A natural process involving carbon capture has been discovered by accident by researchers at Newcastle University in the UK. Researchers found that sea urchins could process carbon dioxide from the oceans to grow their exoskeletons.
Scientists at Newcastle University, operating in the field of nanoscale technology, stumbled upon a process whereby sea urchins use particles of the metal Nickel to ‘anchor’ carbon dioxide from seawater. If the process can be replicated commercially, it has the potential to lock in tonnes of atmospheric CO2.
Scientists discovered how sea urchins, with the help of the element Nickel, process CO2 found in the sea, solidifying it into calcium carbonate to grow their exoskeleton (shell). Sea urchins are small sea animals which come in a variety of forms. To date over 950 different species of sea urchin have been found all over the oceans, sometimes at depths of up to 5000 metres.
Turning carbon dioxide to stone
Se aurchin photographed off Sardinia
The UK based researchers’ discovery is published today in the scientific journal Catalysis Science & Technology. Such is the potential for the process in the field of carbon capture and storage, the Newcastle researchers have patented the process. If it can be developed commercially, then it holds out the tantalising prospect of CO2 — a key greenhouse gas when it comes to global warming and climate change — literally being turned to stone.
Dr Lidija Šiller, a physicist and Reader in Nanoscale Technology at Newcastle University, confirmed it was a completely chance discovery. She commented,
“We had set out to understand in detail the carbonic acid reaction – which is what happens when CO2 reacts with water – and needed a catalyst to speed up the process,”
“At the same time, I was looking at how organisms absorb CO2 into their skeletons and in particular the sea urchin which converts the CO2 to calcium carbonate.
“When we analysed the surface of the urchin larvae we found a high concentration of Nickel on their exoskeleton. Taking Nickel nanoparticles which have a large surface area, we added them to our carbonic acid test and the result was the complete removal of CO2.”
Existing methods of carbon capture and storage (CCS) usually involve pumping the CO2 deep underground and leaving nature to take its course in slowly absorbing the CO2. This method is both costly and carries risks since there are few ways of knowing if the CO2 will leach out from its underground reservoirs and emerge back into the atmosphere, possibly miles away from any pumping and storage facilities.
Scientists envisage this new process of carbon capture, similar to that which the humble sea urchin has been engaged in for millions of years, would see excess CO2 in the atmosphere converted to calcium carbonate or magnesium carbonate. Calcium carbonate occurs naturally in nature in many forms from chalk to marble.
Said Gaurav Bhaduri, lead author on the paper and a PhD student in the University’s School of Chemical Engineering and Advanced Materials,
“One way to do this is to use an enzyme called carbonic anhydrase,”

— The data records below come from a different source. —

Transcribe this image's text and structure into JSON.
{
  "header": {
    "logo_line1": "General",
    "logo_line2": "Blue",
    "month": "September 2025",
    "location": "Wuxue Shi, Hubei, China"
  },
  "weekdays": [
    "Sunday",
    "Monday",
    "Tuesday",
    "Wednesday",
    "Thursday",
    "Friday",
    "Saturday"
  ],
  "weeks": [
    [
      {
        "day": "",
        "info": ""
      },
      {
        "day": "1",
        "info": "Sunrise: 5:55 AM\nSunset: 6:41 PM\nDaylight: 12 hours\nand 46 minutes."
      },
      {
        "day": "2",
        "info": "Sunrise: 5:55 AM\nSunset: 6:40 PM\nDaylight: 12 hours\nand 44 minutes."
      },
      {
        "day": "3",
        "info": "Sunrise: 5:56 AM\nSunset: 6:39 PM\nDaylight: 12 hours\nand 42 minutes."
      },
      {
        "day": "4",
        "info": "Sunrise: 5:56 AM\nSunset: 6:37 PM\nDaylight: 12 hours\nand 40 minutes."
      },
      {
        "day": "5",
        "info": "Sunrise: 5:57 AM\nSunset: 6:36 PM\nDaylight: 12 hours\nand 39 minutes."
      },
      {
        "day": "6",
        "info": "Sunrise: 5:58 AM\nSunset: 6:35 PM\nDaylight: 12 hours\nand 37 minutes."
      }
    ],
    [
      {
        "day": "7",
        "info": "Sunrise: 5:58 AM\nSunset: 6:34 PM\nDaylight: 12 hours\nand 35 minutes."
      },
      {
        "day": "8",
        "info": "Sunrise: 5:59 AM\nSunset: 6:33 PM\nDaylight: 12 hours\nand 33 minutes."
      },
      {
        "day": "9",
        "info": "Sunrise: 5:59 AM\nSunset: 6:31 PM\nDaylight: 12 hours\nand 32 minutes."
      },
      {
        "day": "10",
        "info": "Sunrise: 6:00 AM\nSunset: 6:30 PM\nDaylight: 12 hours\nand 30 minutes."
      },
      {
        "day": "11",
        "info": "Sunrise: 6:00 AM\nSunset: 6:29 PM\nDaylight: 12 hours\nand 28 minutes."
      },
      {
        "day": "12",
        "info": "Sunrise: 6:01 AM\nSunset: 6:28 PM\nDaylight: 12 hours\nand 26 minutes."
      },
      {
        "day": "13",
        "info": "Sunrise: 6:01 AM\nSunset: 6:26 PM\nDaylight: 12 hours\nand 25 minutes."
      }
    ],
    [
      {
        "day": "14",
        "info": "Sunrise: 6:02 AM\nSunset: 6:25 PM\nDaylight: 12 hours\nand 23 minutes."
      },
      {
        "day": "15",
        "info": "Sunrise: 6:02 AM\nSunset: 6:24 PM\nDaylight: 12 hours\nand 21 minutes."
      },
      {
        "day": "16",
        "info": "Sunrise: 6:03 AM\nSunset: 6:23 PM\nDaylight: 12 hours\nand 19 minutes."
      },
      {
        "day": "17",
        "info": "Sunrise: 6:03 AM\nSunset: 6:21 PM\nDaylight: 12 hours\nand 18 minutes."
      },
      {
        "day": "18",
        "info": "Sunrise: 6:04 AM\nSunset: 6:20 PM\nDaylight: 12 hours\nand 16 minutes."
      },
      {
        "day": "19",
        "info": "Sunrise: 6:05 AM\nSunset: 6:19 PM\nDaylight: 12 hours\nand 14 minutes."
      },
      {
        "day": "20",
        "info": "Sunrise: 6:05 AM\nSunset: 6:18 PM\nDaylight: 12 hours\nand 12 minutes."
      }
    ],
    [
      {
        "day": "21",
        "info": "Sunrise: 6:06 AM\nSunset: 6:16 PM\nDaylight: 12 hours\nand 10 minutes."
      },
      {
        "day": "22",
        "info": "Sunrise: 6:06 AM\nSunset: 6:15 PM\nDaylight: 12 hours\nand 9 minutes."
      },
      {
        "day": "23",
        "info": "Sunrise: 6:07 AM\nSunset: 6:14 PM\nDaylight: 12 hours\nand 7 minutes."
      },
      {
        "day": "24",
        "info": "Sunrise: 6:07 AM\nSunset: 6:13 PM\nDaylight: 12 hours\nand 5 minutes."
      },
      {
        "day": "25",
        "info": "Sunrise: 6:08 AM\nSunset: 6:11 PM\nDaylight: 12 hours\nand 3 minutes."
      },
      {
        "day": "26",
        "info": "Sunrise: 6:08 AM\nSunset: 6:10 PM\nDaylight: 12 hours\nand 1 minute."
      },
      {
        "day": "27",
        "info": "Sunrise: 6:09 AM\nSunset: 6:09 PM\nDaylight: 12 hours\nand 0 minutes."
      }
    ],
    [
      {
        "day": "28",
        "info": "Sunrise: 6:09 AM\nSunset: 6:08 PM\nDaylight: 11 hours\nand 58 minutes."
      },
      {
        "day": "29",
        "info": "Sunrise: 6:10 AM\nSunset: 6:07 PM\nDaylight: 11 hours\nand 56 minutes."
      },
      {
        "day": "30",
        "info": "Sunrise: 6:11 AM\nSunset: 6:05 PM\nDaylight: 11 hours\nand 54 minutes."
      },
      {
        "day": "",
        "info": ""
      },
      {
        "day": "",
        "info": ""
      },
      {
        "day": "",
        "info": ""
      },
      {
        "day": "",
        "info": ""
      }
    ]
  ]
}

“However, the enzyme is inactive in acid conditions and since one of the products of the reaction is carbonic acid, this means the enzyme is only effective for a very short time and also makes the process very expensive.
“The beauty of a Nickel catalyst is that it carries on working regardless of the pH and because of its magnetic properties it can be re-captured and re-used time and time again. It’s also very cheap – 1,000 times cheaper than the enzyme. And the by-product – the carbonate – is useful and not damaging to the environment.
“What our discovery offers is a real opportunity for industries such as power stations and chemical processing plants to capture all their waste CO2 before it ever reaches the atmosphere and store it as a safe, stable and useful product.”
It's estimated that each year, due to human activity, 33.4 billion metric tons of CO2 are released into the Earth’s atmosphere. Of that total, about 45% is estimated to remain in the atmosphere. An average petrol or diesel powered car will produce one tonne of CO2 every 4,000 miles.
Calcium carbonate ( CaCO3) operates as a storage facility for carbon. As a common constituent part of the Earth’s crust it is estimated to equate to account for 1.5 million billion metric tons of carbon dioxide. In mineral form it occurs as chalk, limestone and marble whilst in biological form it can be found in eggshells, snail-shells and shellfish. It is also an important component in building materials such as cement.
The catalytic process developed by the Newcastle scientists, replicating the natural process of the sea urchin, is a relatively simple one involving passing waste carbon dioxide from a chimney top, through a water column rich in Nickel nano-particles then recovering the solid calcium carbonate from the bottom.
The process would not work for all CO2 emissions, as Dr Šiller pointed out, “It couldn’t be fitted to the back of a car, for example.” But it does look as though the Newcastle researchers have happened upon a cheap and effective solution that could be applied to many industrial processes and some of the world’s most polluting industries.
The Newcastle team have now taken steps to patent the technology and are currently looking for investment partners to take their newly discovered carbon capture process forward.